[LEAPSECS] Look Before You Leap – The Coming Leap Second and AWS | Hacker News

Warner Losh imp at bsdimp.com
Tue May 19 12:05:08 EDT 2015


One has to wonder, though. UTC is the standard. Why do we need another
standard to subvert the original standard if the original standard were easy
to implement correctly? Surely the existence of these ‘smeared’ timescales
points to a fundamental flaw in the method we’ve chosen to keep atomic
and solar time in sync?

Warner

> On May 19, 2015, at 2:10 AM, Stephen Colebourne <scolebourne at joda.org> wrote:
> 
> A key point I've been making all along is that there needs to be an
> internationally agreed standard for how to do the smoothing. In Java I
> recommended UTC-SLS simply because it was at least a written up
> approach. (My preference is for a linear change because there is less
> chance of implementors getting it wrong).
> 
> We would also need an agreed name for a time-scale that is aligned
> with UTC most of the time but that always has 86400 subdivisions of
> the day (rubber seconds).

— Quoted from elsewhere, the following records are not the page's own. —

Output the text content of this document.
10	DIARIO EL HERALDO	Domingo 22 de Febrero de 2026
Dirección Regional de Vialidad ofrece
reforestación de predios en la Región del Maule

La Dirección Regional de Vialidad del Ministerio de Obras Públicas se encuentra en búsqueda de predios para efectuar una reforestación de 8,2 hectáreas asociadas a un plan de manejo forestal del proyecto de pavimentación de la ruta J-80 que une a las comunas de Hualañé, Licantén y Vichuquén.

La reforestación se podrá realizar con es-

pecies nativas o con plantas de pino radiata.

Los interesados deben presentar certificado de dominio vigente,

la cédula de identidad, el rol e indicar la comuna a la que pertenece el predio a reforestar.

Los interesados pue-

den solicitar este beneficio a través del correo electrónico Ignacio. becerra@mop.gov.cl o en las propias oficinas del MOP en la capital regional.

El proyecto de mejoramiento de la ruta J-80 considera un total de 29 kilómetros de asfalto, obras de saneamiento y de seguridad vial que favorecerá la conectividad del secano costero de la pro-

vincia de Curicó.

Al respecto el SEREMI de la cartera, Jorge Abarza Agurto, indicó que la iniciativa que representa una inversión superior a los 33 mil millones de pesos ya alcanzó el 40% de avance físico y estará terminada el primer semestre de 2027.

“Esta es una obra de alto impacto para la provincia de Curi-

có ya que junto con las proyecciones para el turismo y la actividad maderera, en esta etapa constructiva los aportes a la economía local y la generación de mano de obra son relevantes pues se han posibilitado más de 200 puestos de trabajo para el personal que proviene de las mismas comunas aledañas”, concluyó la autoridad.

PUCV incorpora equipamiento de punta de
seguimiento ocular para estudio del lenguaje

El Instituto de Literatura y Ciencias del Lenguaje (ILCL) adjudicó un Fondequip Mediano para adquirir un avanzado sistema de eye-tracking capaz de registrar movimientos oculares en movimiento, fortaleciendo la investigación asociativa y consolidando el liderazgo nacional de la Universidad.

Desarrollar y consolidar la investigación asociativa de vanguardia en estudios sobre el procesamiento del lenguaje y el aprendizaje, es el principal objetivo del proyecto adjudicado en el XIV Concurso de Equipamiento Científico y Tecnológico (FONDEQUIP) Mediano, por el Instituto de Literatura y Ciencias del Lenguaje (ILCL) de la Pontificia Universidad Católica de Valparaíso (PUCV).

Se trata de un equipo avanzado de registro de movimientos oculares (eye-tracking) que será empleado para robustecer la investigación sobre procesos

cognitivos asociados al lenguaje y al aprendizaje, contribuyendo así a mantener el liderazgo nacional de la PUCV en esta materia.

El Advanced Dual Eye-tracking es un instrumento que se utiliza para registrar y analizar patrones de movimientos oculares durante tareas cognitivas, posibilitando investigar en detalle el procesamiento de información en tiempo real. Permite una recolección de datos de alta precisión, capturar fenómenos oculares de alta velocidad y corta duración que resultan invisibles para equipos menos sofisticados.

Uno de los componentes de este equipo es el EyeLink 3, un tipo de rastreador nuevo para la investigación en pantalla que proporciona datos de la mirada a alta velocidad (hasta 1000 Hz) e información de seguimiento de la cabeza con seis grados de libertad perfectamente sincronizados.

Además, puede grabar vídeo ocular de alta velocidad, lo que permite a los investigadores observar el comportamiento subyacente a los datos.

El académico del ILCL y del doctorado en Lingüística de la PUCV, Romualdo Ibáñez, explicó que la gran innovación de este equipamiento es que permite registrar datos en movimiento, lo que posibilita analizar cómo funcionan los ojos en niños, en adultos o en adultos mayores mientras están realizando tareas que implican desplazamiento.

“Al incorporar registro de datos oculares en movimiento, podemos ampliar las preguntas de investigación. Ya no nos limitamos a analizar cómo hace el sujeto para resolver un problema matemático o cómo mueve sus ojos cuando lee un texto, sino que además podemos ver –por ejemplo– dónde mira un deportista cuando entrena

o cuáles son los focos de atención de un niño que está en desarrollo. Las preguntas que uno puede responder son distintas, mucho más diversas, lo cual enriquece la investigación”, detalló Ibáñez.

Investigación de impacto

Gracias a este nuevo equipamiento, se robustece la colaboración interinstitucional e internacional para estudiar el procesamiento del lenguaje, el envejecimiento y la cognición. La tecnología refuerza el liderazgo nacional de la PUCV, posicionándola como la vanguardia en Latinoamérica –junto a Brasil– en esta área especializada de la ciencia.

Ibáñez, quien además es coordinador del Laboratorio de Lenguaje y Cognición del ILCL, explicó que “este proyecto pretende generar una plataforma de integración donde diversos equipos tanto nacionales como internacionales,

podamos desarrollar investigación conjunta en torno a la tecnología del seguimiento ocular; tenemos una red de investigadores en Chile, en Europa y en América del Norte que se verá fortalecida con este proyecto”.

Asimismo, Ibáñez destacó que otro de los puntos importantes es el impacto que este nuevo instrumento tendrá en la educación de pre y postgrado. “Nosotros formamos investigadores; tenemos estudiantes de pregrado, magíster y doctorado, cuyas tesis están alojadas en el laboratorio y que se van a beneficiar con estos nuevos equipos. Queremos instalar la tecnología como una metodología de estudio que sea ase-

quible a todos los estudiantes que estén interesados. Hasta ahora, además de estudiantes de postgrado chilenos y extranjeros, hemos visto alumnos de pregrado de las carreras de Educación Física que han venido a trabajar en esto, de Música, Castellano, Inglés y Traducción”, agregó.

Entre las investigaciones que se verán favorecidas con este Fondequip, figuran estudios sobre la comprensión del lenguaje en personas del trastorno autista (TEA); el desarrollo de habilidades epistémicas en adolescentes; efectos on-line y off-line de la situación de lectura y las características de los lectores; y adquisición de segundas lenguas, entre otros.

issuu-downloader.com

The lack of a name for this (something which
> I strongly believe is desired) is very frustrating. I'd suggest
> UT-86400 as a starting point for a name.
> 
> Stephen
> 
> 
> 
> On 19 May 2015 at 07:20, Poul-Henning Kamp <phk at phk.freebsd.dk> wrote:
>> --------
>> In message <DCE2E991-A54D-42AF-98F8-2D5087FBFB9E at leapsecond.com>, Tom Van Baak writes:
>> 
>> 
>>> https://aws.amazon.com/blogs/aws/look-before-you-leap-the-coming-leap-second-and-aws/
>> 
>> So already here the trouble starts:  Google uses a smooth curve for their clock-smearing
>> and Amazon uses a piecewise linear curve.
>> 
>> I can see reasons for both choices, but I'd probably go with Googles
>> to avoid the sharp corners.
>> 
>> 
>> --
>> Poul-Henning Kamp       | UNIX since Zilog Zeus 3.20
>> phk at FreeBSD.ORG         | TCP/IP since RFC 956
>> FreeBSD committer       | BSD since 4.3-tahoe
>> Never attribute to malice what can adequately be explained by incompetence.